料亭「木乃婦」の三代目主人、高橋拓児さんは、2015年より京都料理芽生会創立60周年事業で同会が取り組んだ「精進料理の世界へ」をメンバーとともに推進してきました。現在も自身の店で、お客さんの要望に応えるかたちで精進料理に取り組んでいます。高橋さん自身が考える精進料理とは?その進化や精進料理への思いはいかに?というテーマで5回にわたって、語っていただきます。

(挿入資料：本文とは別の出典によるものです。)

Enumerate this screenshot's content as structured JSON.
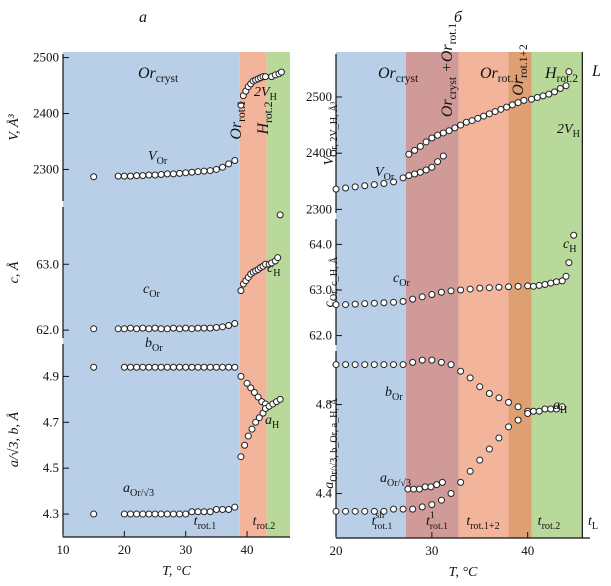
{
  "chart_data": [
    {
      "panel": "a",
      "panel_label": "а",
      "type": "scatter",
      "xlabel": "T, °C",
      "xlim": [
        10,
        47
      ],
      "x_ticks": [
        "10",
        "20",
        "30",
        "40"
      ],
      "phase_regions": [
        {
          "label": "Or_cryst",
          "from": 10,
          "to": 38.8,
          "color": "#b9cfe8"
        },
        {
          "label": "Or_rot.1",
          "from": 38.8,
          "to": 43.2,
          "color": "#f2b49a"
        },
        {
          "label": "H_rot.2",
          "from": 43.2,
          "to": 47,
          "color": "#b9d99a"
        }
      ],
      "transitions": [
        {
          "label": "t_rot.1",
          "x": 38.8
        },
        {
          "label": "t_rot.2",
          "x": 43.2
        }
      ],
      "subplots": [
        {
          "ylabel": "V, Å³",
          "ylim": [
            2240,
            2510
          ],
          "y_ticks": [
            "2300",
            "2400",
            "2500"
          ],
          "series": [
            {
              "name": "V_Or",
              "x": [
                15,
                19,
                20,
                21,
                22,
                23,
                24,
                25,
                26,
                27,
                28,
                29,
                30,
                31,
                32,
                33,
                34,
                35,
                36,
                37,
                38,
                39,
                39.4,
                39.8,
                40.2,
                40.6,
                41,
                41.4,
                41.8,
                42.2,
                42.6,
                43
              ],
              "y": [
                2287,
                2288,
                2288,
                2288,
                2289,
                2289,
                2290,
                2290,
                2291,
                2292,
                2292,
                2293,
                2294,
                2295,
                2296,
                2297,
                2298,
                2300,
                2304,
                2310,
                2316,
                2415,
                2432,
                2440,
                2448,
                2453,
                2458,
                2460,
                2462,
                2464,
                2466,
                2466
              ]
            },
            {
              "name": "2V_H",
              "x": [
                44,
                44.6,
                45.2,
                45.6
              ],
              "y": [
                2466,
                2469,
                2471,
                2474
              ]
            }
          ],
          "annotations": [
            {
              "text": "V_Or"
            },
            {
              "text": "2V_H"
            },
            {
              "text": "Or_cryst"
            },
            {
              "text": "Or_rot.1"
            },
            {
              "text": "H_rot.2"
            }
          ]
        },
        {
          "ylabel": "c, Å",
          "ylim": [
            61.85,
            63.9
          ],
          "y_ticks": [
            "62.0",
            "63.0"
          ],
          "series": [
            {
              "name": "c_Or",
              "x": [
                15,
                19,
                20,
                21,
                22,
                23,
                24,
                25,
                26,
                27,
                28,
                29,
                30,
                31,
                32,
                33,
                34,
                35,
                36,
                37,
                38,
                39,
                39.4,
                39.8,
                40.2,
                40.6,
                41,
                41.4,
                41.8,
                42.2,
                42.6,
                43
              ],
              "y": [
                62.02,
                62.02,
                62.02,
                62.03,
                62.02,
                62.03,
                62.02,
                62.03,
                62.02,
                62.02,
                62.03,
                62.02,
                62.03,
                62.02,
                62.03,
                62.03,
                62.03,
                62.04,
                62.05,
                62.07,
                62.1,
                62.6,
                62.7,
                62.75,
                62.8,
                62.85,
                62.88,
                62.9,
                62.92,
                62.95,
                62.97,
                63.0
              ]
            },
            {
              "name": "c_H",
              "x": [
                43.6,
                44,
                44.6,
                45,
                45.4
              ],
              "y": [
                63.0,
                63.02,
                63.05,
                63.1,
                63.75
              ]
            }
          ],
          "annotations": [
            {
              "text": "c_Or"
            },
            {
              "text": "c_H"
            }
          ]
        },
        {
          "ylabel": "a/√3, b, Å",
          "ylim": [
            4.2,
            5.05
          ],
          "y_ticks": [
            "4.3",
            "4.5",
            "4.7",
            "4.9"
          ],
          "series": [
            {
              "name": "b_Or",
              "x": [
                15,
                20,
                21,
                22,
                23,
                24,
                25,
                26,
                27,
                28,
                29,
                30,
                31,
                32,
                33,
                34,
                35,
                36,
                37,
                38,
                39,
                40,
                40.6,
                41.2,
                41.8,
                42.4,
                43
              ],
              "y": [
                4.94,
                4.94,
                4.94,
                4.94,
                4.94,
                4.94,
                4.94,
                4.94,
                4.94,
                4.94,
                4.94,
                4.94,
                4.94,
                4.94,
                4.94,
                4.94,
                4.94,
                4.94,
                4.94,
                4.94,
                4.9,
                4.87,
                4.85,
                4.83,
                4.81,
                4.79,
                4.78
              ]
            },
            {
              "name": "a_Or/√3",
              "x": [
                15,
                20,
                21,
                22,
                23,
                24,
                25,
                26,
                27,
                28,
                29,
                30,
                31,
                32,
                33,
                34,
                35,
                36,
                37,
                38,
                39,
                39.6,
                40.2,
                40.8,
                41.4,
                42,
                42.6,
                43
              ],
              "y": [
                4.3,
                4.3,
                4.3,
                4.3,
                4.3,
                4.3,
                4.3,
                4.3,
                4.3,
                4.3,
                4.3,
                4.3,
                4.31,
                4.31,
                4.31,
                4.31,
                4.32,
                4.32,
                4.32,
                4.33,
                4.55,
                4.6,
                4.64,
                4.67,
                4.7,
                4.72,
                4.74,
                4.76
              ]
            },
            {
              "name": "a_H",
              "x": [
                43.6,
                44.2,
                44.8,
                45.4
              ],
              "y": [
                4.77,
                4.78,
                4.79,
                4.8
              ]
            }
          ],
          "annotations": [
            {
              "text": "b_Or"
            },
            {
              "text": "a_Or/√3"
            },
            {
              "text": "a_H"
            }
          ]
        }
      ]
    },
    {
      "panel": "b",
      "panel_label": "б",
      "type": "scatter",
      "xlabel": "T, °C",
      "xlim": [
        20,
        46.5
      ],
      "x_ticks": [
        "20",
        "30",
        "40"
      ],
      "phase_regions": [
        {
          "label": "Or_cryst",
          "from": 20,
          "to": 27.3,
          "color": "#b9cfe8"
        },
        {
          "label": "Or_cryst + Or_rot.1",
          "from": 27.3,
          "to": 32.8,
          "color": "#cf9a98"
        },
        {
          "label": "Or_rot.1",
          "from": 32.8,
          "to": 38,
          "color": "#f2b49a"
        },
        {
          "label": "Or_rot.1+2",
          "from": 38,
          "to": 40.4,
          "color": "#dea072"
        },
        {
          "label": "H_rot.2",
          "from": 40.4,
          "to": 45.7,
          "color": "#b9d99a"
        },
        {
          "label": "L",
          "from": 45.7,
          "to": 46.5,
          "color": "#ffffff"
        }
      ],
      "transitions": [
        {
          "label": "t_rot.1^sh",
          "x": 26.1
        },
        {
          "label": "t_rot.1^1",
          "x": 30.4
        },
        {
          "label": "t_rot.1+2",
          "x": 35.2
        },
        {
          "label": "t_rot.2",
          "x": 41.3
        },
        {
          "label": "t_L",
          "x": 45.7
        }
      ],
      "subplots": [
        {
          "ylabel": "V_Or, 2V_H, Å³",
          "ylim": [
            2290,
            2580
          ],
          "y_ticks": [
            "2300",
            "2400",
            "2500"
          ],
          "series": [
            {
              "name": "V_Or",
              "x": [
                20,
                21,
                22,
                23,
                24,
                25,
                26,
                27,
                27.6,
                28.2,
                28.8,
                29.4,
                30,
                30.6,
                31.2
              ],
              "y": [
                2336,
                2338,
                2340,
                2342,
                2344,
                2346,
                2349,
                2356,
                2360,
                2363,
                2366,
                2370,
                2375,
                2385,
                2395
              ]
            },
            {
              "name": "V_Or (rot.1)",
              "x": [
                27.6,
                28.2,
                28.8,
                29.4,
                30,
                30.6,
                31.2,
                31.8,
                32.4,
                33,
                33.6,
                34.2,
                34.8,
                35.4,
                36,
                36.6,
                37.2,
                37.8,
                38.4,
                39,
                39.6
              ],
              "y": [
                2398,
                2405,
                2412,
                2420,
                2427,
                2432,
                2436,
                2440,
                2445,
                2450,
                2455,
                2458,
                2462,
                2466,
                2470,
                2474,
                2478,
                2482,
                2486,
                2490,
                2494
              ]
            },
            {
              "name": "2V_H",
              "x": [
                40.4,
                41,
                41.6,
                42.2,
                42.8,
                43.4,
                44,
                44.3
              ],
              "y": [
                2496,
                2499,
                2502,
                2505,
                2509,
                2515,
                2520,
                2545
              ]
            }
          ],
          "annotations": [
            {
              "text": "V_Or"
            },
            {
              "text": "2V_H"
            },
            {
              "text": "Or_cryst"
            },
            {
              "text": "Or_cryst + Or_rot.1"
            },
            {
              "text": "Or_rot.1"
            },
            {
              "text": "Or_rot.1+2"
            },
            {
              "text": "H_rot.2"
            },
            {
              "text": "L"
            }
          ]
        },
        {
          "ylabel": "c_Or, c_H, Å",
          "ylim": [
            61.75,
            64.6
          ],
          "y_ticks": [
            "62.0",
            "63.0",
            "64.0"
          ],
          "series": [
            {
              "name": "c_Or",
              "x": [
                20,
                21,
                22,
                23,
                24,
                25,
                26,
                27,
                28,
                29,
                30,
                31,
                32,
                33,
                34,
                35,
                36,
                37,
                38,
                39,
                40
              ],
              "y": [
                62.68,
                62.68,
                62.69,
                62.7,
                62.71,
                62.72,
                62.73,
                62.75,
                62.8,
                62.85,
                62.9,
                62.95,
                62.98,
                63.0,
                63.02,
                63.04,
                63.05,
                63.06,
                63.07,
                63.08,
                63.09
              ]
            },
            {
              "name": "c_H",
              "x": [
                40.6,
                41.2,
                41.8,
                42.4,
                43,
                43.6,
                44,
                44.3,
                44.8
              ],
              "y": [
                63.08,
                63.1,
                63.12,
                63.15,
                63.18,
                63.2,
                63.3,
                63.6,
                64.2
              ]
            }
          ],
          "annotations": [
            {
              "text": "c_Or"
            },
            {
              "text": "c_H"
            }
          ]
        },
        {
          "ylabel": "a_Or/√3, b_Or, a_H, Å",
          "ylim": [
            4.2,
            5.05
          ],
          "y_ticks": [
            "4.4",
            "4.8"
          ],
          "series": [
            {
              "name": "b_Or",
              "x": [
                20,
                21,
                22,
                23,
                24,
                25,
                26,
                27,
                28,
                29,
                30,
                31,
                32,
                33,
                34,
                35,
                36,
                37,
                38,
                39,
                40
              ],
              "y": [
                4.98,
                4.98,
                4.98,
                4.98,
                4.98,
                4.98,
                4.98,
                4.98,
                4.99,
                5.0,
                5.0,
                4.99,
                4.98,
                4.95,
                4.92,
                4.88,
                4.85,
                4.83,
                4.81,
                4.79,
                4.77
              ]
            },
            {
              "name": "a_Or/√3",
              "x": [
                20,
                21,
                22,
                23,
                24,
                25,
                26,
                27,
                28,
                29,
                30,
                31,
                32,
                33,
                34,
                35,
                36,
                37,
                38,
                39,
                40
              ],
              "y": [
                4.32,
                4.32,
                4.32,
                4.32,
                4.32,
                4.32,
                4.33,
                4.33,
                4.33,
                4.34,
                4.35,
                4.37,
                4.4,
                4.45,
                4.5,
                4.55,
                4.6,
                4.65,
                4.7,
                4.73,
                4.76
              ]
            },
            {
              "name": "a_Or/√3 (cryst)",
              "x": [
                27.5,
                28.1,
                28.7,
                29.3,
                29.9,
                30.5,
                31.1
              ],
              "y": [
                4.42,
                4.42,
                4.42,
                4.43,
                4.43,
                4.44,
                4.45
              ]
            },
            {
              "name": "a_H",
              "x": [
                40.6,
                41.2,
                41.8,
                42.4,
                43,
                43.6
              ],
              "y": [
                4.77,
                4.77,
                4.78,
                4.78,
                4.78,
                4.79
              ]
            }
          ],
          "annotations": [
            {
              "text": "b_Or"
            },
            {
              "text": "a_Or/√3"
            },
            {
              "text": "a_H"
            }
          ]
        }
      ]
    }
  ]
}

※「京都料理芽生会」/日本料理の発展と、伝統と格式のある京都の食文化を次世代へ継承するために1955年に設立。京の料亭の若主人たちが研鑽・研究を行い、様々な挑戦を行っている。

食材に深く向き合う姿勢。食材への洞察を深めていく。

 「京都料理芽生会」で精進料理に取り組むようになってから、うちの店にも精進料理でコースをいただきたいというご要望や、お寺さんからのご注文が増えてきました。これはとてもありがたいことやと思います。

 お寺さんの場合は、例えば新しい管長が就任される晋山式など、「ハレ」の日のご注文も多いですね。

 まず、通常のご予約と同じように、先様のご要望をよく聞きます。目的やご予算、ご希望、お好みなどをよくお聞きして献立を考えていきます。
 でも、前回もお話ししましたが、精進料理の場合は、ここからが通常の店の仕事を少しちがってくるんです。そのあたりをもう少し詳しくご説明したいと思います。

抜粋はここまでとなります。